Dans sa préface du livre La fête des Kabytchous, Mahmoud Sami-Ali souligne: «Ni journal intime ni essai d’anthropologie alors qu’il participe de l’un et de l’autre, le très beau texte de Nadia Mohya semble avoir été écrit dans l’urgence, sous le coup d’un ébranlement émotionnel extrême, qui se trouve en fait condensé dans le titre même de l’oeuvre à venir. Titre qui désigne simultanément, par un jeu paradoxal dont le grand frère, le personnage principal avait le secret, les réjouissances populaires et sa propre mort.
On est d’emblée confronté à une réalité contradictoire qui demande à être comprise dans toutes ses ramifications, présentes et passées, tenant en main comme un fil conducteur qui ne demande que d’être déroulé, au gré d’une démarche qui nécessite un immense retour en arrière pour reconstituer toute une histoire, non seulement d’une famille, mais surtout d’une société et d’une culture qui peinent à se faire reconnaître.»

Toujours selon le préfacier, qui est professeur émérite de l’université Paris-VII et directeur scientifique du Centre international de psychosomatique, le texte de Nadia Mohya agit comme une puissance qui se renouvelle constamment. La trame de l’histoire, la forme d’une impasse relationnelle, d’une situation impossible qu’on ne peut ni changer ni quitter. «Il reste bien sûr l’exil qui est la solution choisie par le grand frère, à son corps défendant, pour échapper aux sortilèges d’une mère qui, elle-même, vit la même situation d’enfermement, dont la seule issue fut la pathologie mentale.
Cependant, l’exil ne parvient qu’à instaurer une distance spatiale, là où la distance réelle à l’égard d’une figure maternelle toute présente, s’avère inconcevable du fait même que tout le travail créateur du fils s’effectue dans la langue maternelle.
Le cul-de-sac est total, vécu dans un corps douloureux, meurtri, subissant coup sur coup trois infarctus, avant de connaître l’agonie d’une tumeur cérébrale. Tout se passe ainsi comme si la maladie mentale et la pathologie organique étaient les deux réponses extrêmes à une situation d’impasse qui plonge ses racines dans deux vies parallèles, deux destins différents et identiques, tout ensemble», résume Mahmoud Sami-Ali.

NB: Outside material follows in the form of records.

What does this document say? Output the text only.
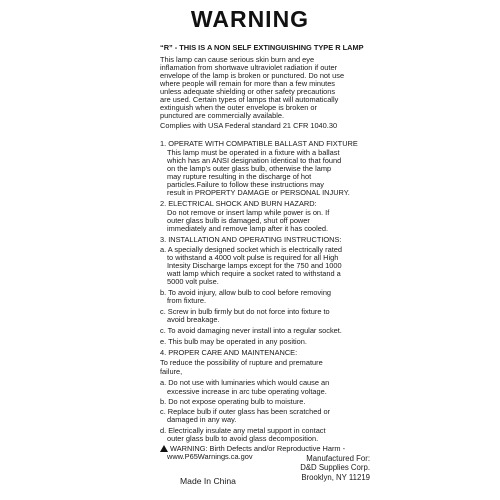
WARNING
“R” - THIS IS A NON SELF EXTINGUISHING TYPE R LAMP
This lamp can cause serious skin burn and eye
inflamation from shortwave ultraviolet radiation if outer
envelope of the lamp is broken or punctured. Do not use
where people will remain for more than a few minutes
unless adequate shielding or other safety precautions
are used. Certain types of lamps that will automatically
extinguish when the outer envelope is broken or
punctured are commercially available.
Complies with USA Federal standard 21 CFR 1040.30
1. OPERATE WITH COMPATIBLE BALLAST AND FIXTURE
This lamp must be operated in a fixture with a ballast
which has an ANSI designation identical to that found
on the lamp's outer glass bulb, otherwise the lamp
may rupture resulting in the discharge of hot
particles.Failure to follow these instructions may
result in PROPERTY DAMAGE or PERSONAL INJURY.
2. ELECTRICAL SHOCK AND BURN HAZARD:
Do not remove or insert lamp while power is on. If
outer glass bulb is damaged, shut off power
immediately and remove lamp after it has cooled.
3. INSTALLATION AND OPERATING INSTRUCTIONS:
a. A specially designed socket which is electrically rated
to withstand a 4000 volt pulse is required for all High
Intesity Discharge lamps except for the 750 and 1000
watt lamp which require a socket rated to withstand a
5000 volt pulse.
b. To avoid injury, allow bulb to cool before removing
from fixture.
c. Screw in bulb firmly but do not force into fixture to
avoid breakage.
c. To avoid damaging never install into a regular socket.
e. This bulb may be operated in any position.
4. PROPER CARE AND MAINTENANCE:
To reduce the possibility of rupture and premature
failure,
a. Do not use with luminaries which would cause an
excessive increase in arc tube operating voltage.
b. Do not expose operating bulb to moisture.
c. Replace bulb if outer glass has been scratched or
damaged in any way.
d. Electrically insulate any metal support in contact
outer glass bulb to avoid glass decomposition.
WARNING: Birth Defects and/or Reproductive Harm -
www.P65Warnings.ca.gov	Manufactured For:
D&D Supplies Corp.
Brooklyn, NY 11219
Made In China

La postface de l’ouvrage de Nadia Mohya a été rédigée par Khalida Toumi, ministre de la Culture. Elle y écrit: «Voilà un livre écrit par une soeur à propos de son frère. Cette soeur est mienne, ce frère est mien.
A sa disparition, en d’interminables cohortes, des hommes et des femmes sont venus dire, dans une immense dignité, à la face de la très grande douleur, ce que, déjà, des foules comparables avaient ressenti à la disparition de Cheikh Mohand Ou L’houcine: il n’est pas mort, il s’est seulement absenté de ce monde.

Ce livre raconte la vie d’une famille de mon pays au destin aussi inhabituel qu’attendu, tant il est la résultante des sommes d’histoires tourmentées, de destinées contrariées, d’itinéraires tumultueux.
En modifiant tout ce qui doit l’être dans cette histoire singulière; il reste le coeur profond, la substance essentielle de ce qui nous individualise, de ce qui fait une trajectoire humaine inscrite dans un cheminement collectif avec tout ce qu’il recèle de douleurs, de tourments, de plaies, mais aussi, de sentiment de dignité, de solidarité et de valeurs essentielles», souligne Khalida Toumi.
Notons qu’il s’agit là du premier livre sur l’adaptateur de théâtre et traducteur Mohya.